Le torchon continue de brûler entre Bruxelles et Microsoft ! Jeudi, la Commission européenne a remis la pression sur l'éditeur de logiciels, toujours sur la même affaire. En mars 2004, Bruxelles concluait après cinq années d'enquête que Microsoft avait enfreint les règles de concurrence communautaires en abusant de son quasi-monopole sur le marché des systèmes d'exploitation pour PC.

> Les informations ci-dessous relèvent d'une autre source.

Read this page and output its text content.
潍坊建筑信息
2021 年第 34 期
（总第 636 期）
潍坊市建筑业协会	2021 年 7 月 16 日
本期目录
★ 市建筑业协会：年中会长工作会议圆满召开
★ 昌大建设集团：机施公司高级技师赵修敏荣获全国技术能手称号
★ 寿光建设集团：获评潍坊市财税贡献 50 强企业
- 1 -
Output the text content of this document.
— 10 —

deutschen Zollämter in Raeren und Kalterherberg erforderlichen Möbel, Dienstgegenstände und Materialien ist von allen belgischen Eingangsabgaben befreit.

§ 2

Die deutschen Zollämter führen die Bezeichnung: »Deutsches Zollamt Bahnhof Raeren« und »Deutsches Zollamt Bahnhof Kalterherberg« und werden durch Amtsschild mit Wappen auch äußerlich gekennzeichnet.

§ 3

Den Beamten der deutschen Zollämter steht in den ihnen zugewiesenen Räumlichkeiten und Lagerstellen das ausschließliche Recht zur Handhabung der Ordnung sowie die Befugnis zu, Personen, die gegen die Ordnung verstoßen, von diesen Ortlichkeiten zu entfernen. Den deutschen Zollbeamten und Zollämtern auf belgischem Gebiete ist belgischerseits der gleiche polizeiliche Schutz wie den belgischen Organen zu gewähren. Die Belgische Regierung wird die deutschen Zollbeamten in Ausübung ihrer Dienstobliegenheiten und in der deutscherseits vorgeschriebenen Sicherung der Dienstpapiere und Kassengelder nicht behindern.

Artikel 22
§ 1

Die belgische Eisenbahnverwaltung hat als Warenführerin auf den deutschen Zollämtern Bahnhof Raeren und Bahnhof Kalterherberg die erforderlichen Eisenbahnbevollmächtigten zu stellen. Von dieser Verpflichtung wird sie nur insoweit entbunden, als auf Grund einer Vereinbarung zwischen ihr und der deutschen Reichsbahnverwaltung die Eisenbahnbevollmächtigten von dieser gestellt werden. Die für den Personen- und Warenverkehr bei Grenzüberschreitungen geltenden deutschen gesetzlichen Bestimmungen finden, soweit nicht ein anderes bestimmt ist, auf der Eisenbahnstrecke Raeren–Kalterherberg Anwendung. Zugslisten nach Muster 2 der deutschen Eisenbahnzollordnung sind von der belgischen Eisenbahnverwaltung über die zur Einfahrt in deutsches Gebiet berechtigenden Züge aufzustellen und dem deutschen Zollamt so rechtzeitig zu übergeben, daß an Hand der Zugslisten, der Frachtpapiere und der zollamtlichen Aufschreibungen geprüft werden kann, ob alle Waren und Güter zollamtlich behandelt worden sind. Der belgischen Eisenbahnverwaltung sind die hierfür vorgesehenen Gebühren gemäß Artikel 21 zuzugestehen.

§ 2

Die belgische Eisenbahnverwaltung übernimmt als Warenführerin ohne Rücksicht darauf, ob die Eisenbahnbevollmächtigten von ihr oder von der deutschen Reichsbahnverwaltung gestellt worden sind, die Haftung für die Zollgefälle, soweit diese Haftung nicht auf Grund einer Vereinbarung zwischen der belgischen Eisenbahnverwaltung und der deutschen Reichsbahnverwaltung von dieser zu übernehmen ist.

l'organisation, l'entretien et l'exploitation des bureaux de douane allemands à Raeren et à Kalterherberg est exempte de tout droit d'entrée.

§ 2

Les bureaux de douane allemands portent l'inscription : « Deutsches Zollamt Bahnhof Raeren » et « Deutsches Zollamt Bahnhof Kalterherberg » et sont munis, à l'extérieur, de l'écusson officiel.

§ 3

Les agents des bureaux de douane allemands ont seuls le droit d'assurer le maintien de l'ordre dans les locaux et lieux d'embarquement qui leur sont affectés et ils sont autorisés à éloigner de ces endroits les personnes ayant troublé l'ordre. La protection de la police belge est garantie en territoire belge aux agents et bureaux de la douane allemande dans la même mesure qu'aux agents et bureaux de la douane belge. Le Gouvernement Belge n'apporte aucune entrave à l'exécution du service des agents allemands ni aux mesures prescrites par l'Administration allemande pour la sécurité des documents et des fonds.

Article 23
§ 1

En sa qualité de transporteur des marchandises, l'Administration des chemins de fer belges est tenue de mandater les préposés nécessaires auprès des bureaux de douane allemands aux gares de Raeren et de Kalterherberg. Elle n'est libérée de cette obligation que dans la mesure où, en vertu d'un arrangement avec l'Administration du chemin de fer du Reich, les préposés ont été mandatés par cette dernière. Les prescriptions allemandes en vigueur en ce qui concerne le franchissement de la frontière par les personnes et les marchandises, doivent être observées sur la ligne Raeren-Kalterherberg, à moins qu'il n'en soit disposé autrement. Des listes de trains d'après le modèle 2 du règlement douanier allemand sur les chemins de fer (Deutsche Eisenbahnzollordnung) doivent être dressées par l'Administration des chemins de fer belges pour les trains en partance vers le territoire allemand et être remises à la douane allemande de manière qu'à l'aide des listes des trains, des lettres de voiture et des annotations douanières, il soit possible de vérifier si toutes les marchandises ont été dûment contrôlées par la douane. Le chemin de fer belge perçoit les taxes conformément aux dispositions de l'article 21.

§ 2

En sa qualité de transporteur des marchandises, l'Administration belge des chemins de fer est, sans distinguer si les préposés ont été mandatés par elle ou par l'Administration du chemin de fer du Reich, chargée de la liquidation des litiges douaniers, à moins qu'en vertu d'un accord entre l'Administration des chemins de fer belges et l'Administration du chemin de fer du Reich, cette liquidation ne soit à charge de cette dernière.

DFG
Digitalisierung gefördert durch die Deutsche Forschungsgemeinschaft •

Infligeant alors une amende de 497 millions d'euros à la firme de Redmond (payée par Microsoft depuis), la Commission européenne avait pris deux mesures correctives. Microsoft se devait de divulguer à ses concurrents les informations sur les interfaces nécessaires pour que leurs produits puissent dialoguer avec le système d'exploitation Windows, et de proposer aux équipementiers une version de son système d'exploitation Windows qui ne comprenne pas le lecteur Windows Media

Fin janvier, Microsoft sortait cette nouvelle version, qu'il baptisait alors " Reduced Media Edition ". Une attitude qui a provoqué l'ire de la commission : ses représentants ont estimé que cette appellation rendrait la version moins attrayante que celle qui inclut le Media Player. Ils enjoignaient donc Microsoft de trouver autre chose.

Cette semaine, Bruxelles est de nouveau revenu à la charge. Jonathan Todd, porte-parole de la Commission européenne a déclaré que l'institution avait "de sérieux doutes sur l'application par Microsoft du remède d'interopérabilité". Si ces doutes venaient à se confirmer, ils pourraient coûter à Microsoft 5 % de ses ventes mondiales quotidiennes , par jour de non-respect du remède imposé.